A little tweaking goes a long way

The real test was when I could finally lace up my shoes for a run. I was anxious to

see where my baseline was after the rest period, but a few runs down the line it just

felt unreal. I noticed the good control I had over my breathing, the proper alignment

in my form, and how they both made me feel so airy and light, allowing me to run

further and faster. Should I be doing this well when I haven’t been running for a

while? Although unplanned, I realized how yoga played a pivotal role in enhancing

my performance, and I was thirsty to find what else can.

Explore what feels right for you

Being high on that significant improvement, I came to realize that I needed versatile

and holistic training; I needed to do much more than just run. Within the past 4

years, I have jumped between HIIT, CrossFit, swimming, mobility workouts, cycling,

and many more. Whether it’s in a class or on YouTube, I was committed to try,

maintain, and evaluate new practices. My rule was – and still is –: if it doesn’t

compliment my running, then it doesn’t make the cut. Most importantly, I needed to

detach my mindset from following a “runner’s guide” and figuring out what felt right

for me.


March 2020’s Rennie’s Run: all smiles celebrating a 12-hour relay race... which later marked our last group race before lockdown


Detours are disciplined creativity

2020’s full lockdown felt like my ultimate battle, and I had to rise to the occasion.
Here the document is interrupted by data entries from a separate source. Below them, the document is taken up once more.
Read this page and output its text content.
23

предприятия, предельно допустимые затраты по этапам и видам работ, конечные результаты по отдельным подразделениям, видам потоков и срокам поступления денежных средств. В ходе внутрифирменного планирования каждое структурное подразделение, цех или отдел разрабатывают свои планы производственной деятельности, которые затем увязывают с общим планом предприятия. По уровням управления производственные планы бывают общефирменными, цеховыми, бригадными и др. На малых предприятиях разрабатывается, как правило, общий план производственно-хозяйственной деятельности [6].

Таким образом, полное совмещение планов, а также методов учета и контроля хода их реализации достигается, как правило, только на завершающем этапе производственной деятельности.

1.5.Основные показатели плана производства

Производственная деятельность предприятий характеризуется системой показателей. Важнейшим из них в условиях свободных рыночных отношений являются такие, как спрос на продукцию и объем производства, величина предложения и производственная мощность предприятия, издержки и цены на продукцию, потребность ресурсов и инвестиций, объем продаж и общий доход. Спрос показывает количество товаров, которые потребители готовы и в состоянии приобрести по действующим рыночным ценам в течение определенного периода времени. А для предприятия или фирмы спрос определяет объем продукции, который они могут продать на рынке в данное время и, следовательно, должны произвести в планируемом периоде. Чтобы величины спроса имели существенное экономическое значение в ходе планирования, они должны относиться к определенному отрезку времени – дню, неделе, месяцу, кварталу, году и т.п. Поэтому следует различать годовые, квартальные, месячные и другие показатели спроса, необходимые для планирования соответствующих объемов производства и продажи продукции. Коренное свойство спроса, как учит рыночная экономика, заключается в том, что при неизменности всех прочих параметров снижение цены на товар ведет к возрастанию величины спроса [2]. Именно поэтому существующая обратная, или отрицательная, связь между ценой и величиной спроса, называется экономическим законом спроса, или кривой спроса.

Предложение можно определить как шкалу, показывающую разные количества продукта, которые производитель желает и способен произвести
The never-ending domino effect of stress was overwhelming: working from home,

putting aside personal goals, disinfecting groceries, days blending into nights, and episodes became a means of measuring time. It was all – and to some extent still is –

fuzzy, but in the midst of chaos I was set to enforce any form of structure and

routine. With no running space or a treadmill, I had to get creative with a mat and

two walls in a tiny corner in my room. It was a golden opportunity to work on what

I’ve been postponing, and I had all the time in the world to patiently improve my

flexibility, especially for inversions. Once my mindset shifted, it was only a matter of

discipline: daily stretching sequences, inversions, and strength/mobility workouts.

As a measure of improvement, I was posting my progress on Instagram for myself to

remember 2020 differently in the years to come. Little did I know many would

eagerly join the progress as I go from headstands, to forearm stands, to splits, to

crow variations, to all kinds of things. We were all in it together, and they too made

the most of their tiny spaces as we cheered for each other through small cellphone

screens. I proudly look back at it as a personal milestone of achieving my highest

strength, stability, and mobility, and without a doubt I knew my runs would feel

much better the moment lockdown was lifted.


May 2020: enjoying an early morning stretch in my tiny comforting corner while in lockdown


I am yet to find a holistic combination that is most suitable for my goals. I still battle with reaching equilibrium in my diet as I juggle a long list of personal allergies and

preferences. I still look for ways to establish balance between my training, work, and

personal life. Honestly, I don’t think I will ever reach the ultimate combination, as

my target of becoming “better” keeps on moving the more I realize how expandable

my body’s capabilities are. I’ve come to enjoy being a work in progress as I

recognize my setbacks, even when they are disguised as injuries.

And to all my injuries, “thank you for the pain, it made me raise my game”.